Matt Thornton, senior vice president, SM&A, a government procurement consulting firm, admits that shaping acquisition is no small feat, so companies must determine if it’s worth the investment. Responding to an RFI is less about responding and more about preparing—as much as nine to 36 months before a request is even announced, he says.

Thornton offers these tips to companies thinking about entering the business-to-government environment:

*Develop a corporate strategy months before entering the government acquisition space or an RFI announcement relevant to your company is released.

*Understand the profit margins in government work. Don’t expect 30 percent to 40 percent margins.

*Know how to respond, how your competitors will respond and how to open a dialogue with the government to influence an agency’s IT requirements. This activity should be a partnership not a sales pitch.

*Educate government procurement personnel about current technological capabilities; these explanations craft realistic expectations.

*Be willing to challenge government organizations that seek a 100 percent solution. Explain why an 80 percent solution will meet their needs and how, over time, you can mature your offerings to meet all of their requirements.

*Learn the government’s reporting requirements and acquire all certifications that agencies demand.

*Decide if you can fulfill a contract’s specifications alone or if you will need to establish partnerships with other companies.

*Determine what information you will and will not include in response to RFIs.

*Create cost estimates. Can you do the job at the price point and still make money?

*Be willing to terminate your pursuit of a contract when you’ve determined your solution is not what the agency needs.

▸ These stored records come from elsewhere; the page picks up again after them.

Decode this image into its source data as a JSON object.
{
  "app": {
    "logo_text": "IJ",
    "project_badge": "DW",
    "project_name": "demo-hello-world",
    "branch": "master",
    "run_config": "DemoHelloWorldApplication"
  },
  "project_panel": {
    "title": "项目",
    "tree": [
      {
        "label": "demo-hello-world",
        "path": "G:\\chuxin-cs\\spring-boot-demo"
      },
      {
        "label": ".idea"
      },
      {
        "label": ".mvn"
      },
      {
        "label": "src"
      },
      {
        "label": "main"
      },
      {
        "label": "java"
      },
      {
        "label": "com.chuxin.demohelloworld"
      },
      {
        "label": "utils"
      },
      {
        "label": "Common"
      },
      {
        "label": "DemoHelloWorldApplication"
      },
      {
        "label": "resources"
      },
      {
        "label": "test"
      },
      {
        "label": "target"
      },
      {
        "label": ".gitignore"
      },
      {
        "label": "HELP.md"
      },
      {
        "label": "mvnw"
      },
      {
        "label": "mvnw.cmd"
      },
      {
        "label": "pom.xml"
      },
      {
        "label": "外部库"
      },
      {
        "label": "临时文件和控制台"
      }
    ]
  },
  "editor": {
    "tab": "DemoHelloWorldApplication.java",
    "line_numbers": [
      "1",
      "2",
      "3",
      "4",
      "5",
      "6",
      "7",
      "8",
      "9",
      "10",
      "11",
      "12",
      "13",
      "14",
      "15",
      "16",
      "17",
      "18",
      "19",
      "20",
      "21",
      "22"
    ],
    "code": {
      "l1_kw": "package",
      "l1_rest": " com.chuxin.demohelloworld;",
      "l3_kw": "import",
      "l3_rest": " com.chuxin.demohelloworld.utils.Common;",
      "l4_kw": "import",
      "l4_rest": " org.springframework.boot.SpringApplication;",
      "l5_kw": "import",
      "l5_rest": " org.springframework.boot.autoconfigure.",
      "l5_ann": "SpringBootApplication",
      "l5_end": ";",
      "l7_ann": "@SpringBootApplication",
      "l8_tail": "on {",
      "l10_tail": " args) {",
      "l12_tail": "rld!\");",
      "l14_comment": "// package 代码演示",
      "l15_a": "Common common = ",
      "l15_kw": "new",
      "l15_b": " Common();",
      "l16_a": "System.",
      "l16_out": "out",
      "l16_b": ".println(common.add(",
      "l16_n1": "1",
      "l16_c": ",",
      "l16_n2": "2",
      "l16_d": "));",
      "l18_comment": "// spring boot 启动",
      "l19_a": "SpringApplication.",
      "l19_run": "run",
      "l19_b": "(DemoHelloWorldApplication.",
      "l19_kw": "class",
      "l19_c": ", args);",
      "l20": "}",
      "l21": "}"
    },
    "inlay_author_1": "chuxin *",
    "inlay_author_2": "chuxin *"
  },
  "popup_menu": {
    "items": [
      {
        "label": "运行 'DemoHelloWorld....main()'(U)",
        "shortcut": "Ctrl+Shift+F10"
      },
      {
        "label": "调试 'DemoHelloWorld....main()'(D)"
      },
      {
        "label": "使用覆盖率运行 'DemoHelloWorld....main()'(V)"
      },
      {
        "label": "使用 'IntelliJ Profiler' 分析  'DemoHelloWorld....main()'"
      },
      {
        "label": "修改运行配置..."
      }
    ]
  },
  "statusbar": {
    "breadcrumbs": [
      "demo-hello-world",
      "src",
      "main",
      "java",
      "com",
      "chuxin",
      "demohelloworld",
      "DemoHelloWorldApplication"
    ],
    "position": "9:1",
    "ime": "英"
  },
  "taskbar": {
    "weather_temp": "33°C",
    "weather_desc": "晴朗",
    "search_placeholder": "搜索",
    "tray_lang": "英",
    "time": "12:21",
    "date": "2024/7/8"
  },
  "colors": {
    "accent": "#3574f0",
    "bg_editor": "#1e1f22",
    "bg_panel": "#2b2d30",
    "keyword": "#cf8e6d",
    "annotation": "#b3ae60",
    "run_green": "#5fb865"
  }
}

*Structure a gated process to estimate the probability that you will win the contract. If low, stop pursuing—and spending money on—it.

Thornton also offers government agencies some advice about how to encourage companies to respond to RFIs and RFPs.

*Educate companies about how to have a dialogue with acquisition officials and how to influence requirements.

*Walk the talk. Award contracts to vendors that offer 80 percent solutions.

*Help form partnerships between companies. A newcomer to the government space may be able to enhance the capabilities a current contract holder already is providing.

*Minimize government reporting requirements.

*Allow companies to retain intellectual property rights.

Government agencies are hungry for businesses to respond to RFIs, and the steps Thornton recommends certainly can help the process along. Today, pursuing government contracts is an effort that requires companies’ CEOs and CFOs to ask: “Is it worth the investment?”

The answer is “Yes!” The bottom line is that strategies and preparation enable companies to influence government requirements, ensure that government expectations are realistic and guide requirements in ways that your company can meet. Thornton says the upfront time and money investment is not about winning a single contract but about building relationships that can build your business ... your bottom line.